Extracorporeal Membrane Oxygenation (ECMO) Oxygenator: A small amount of blood was noted at the base of an oxygenator and under the outer wrapper. The event occurred during patient transport to the facility. User facility states the device age is one day.
•Warming and Cooling Blankets: Two blankets from the same lot experienced holes and leaks. One was warming and the other one was cooling.
•Pacemaker: manufacturer company representative brought a pacemaker to a surgeon for implantation—it was implanted, and later it was discovered that the device had been recalled many months earlier.
EAR, NOSE, AND THROAT
•Cochlear Implant: Manufacturer failed to inform hospital that a cochlear implant was under recall. The implant was on the hospital shelf, and implanted into a patient.

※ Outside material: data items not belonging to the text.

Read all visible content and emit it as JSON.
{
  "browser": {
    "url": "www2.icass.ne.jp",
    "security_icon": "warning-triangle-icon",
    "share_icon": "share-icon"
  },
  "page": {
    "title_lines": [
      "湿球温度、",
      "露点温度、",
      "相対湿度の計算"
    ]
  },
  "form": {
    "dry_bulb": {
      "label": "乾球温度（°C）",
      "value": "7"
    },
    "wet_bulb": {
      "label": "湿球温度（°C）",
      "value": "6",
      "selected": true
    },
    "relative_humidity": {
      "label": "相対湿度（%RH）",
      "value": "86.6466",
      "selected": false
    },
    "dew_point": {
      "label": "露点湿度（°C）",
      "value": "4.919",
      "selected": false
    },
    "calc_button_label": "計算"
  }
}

GASTROINTESTINAL (GI & GU)
•Enteral Polyurethane Feeding Tube: The user facility recently began using this device when the staff noticed a crack at the hub of the device. The crack caused a leak and required early replacement of the tube.
•Powered Automatic Beds: A safety concern was reported regarding the labeling and readability of the warning for the accessory electrical outlets on two bed models.
•Blood Filters: Numerous MedSun reports cite problems with Rapid Flow Reduction Filters. The filters leaked, even after a previous “fix” that had been instituted.
Blood/Fluid Warmer: A Fluid Warmer was smoking and starting to catch fire.
•Introducers: peel-away introducer sheath did not peel away properly and the physician spent a long time hand-cutting the sheath to get it out of the patient’s body.
•IV Catheter: The hub of a peripheral IV began to leak around the hub end where the catheter emerges.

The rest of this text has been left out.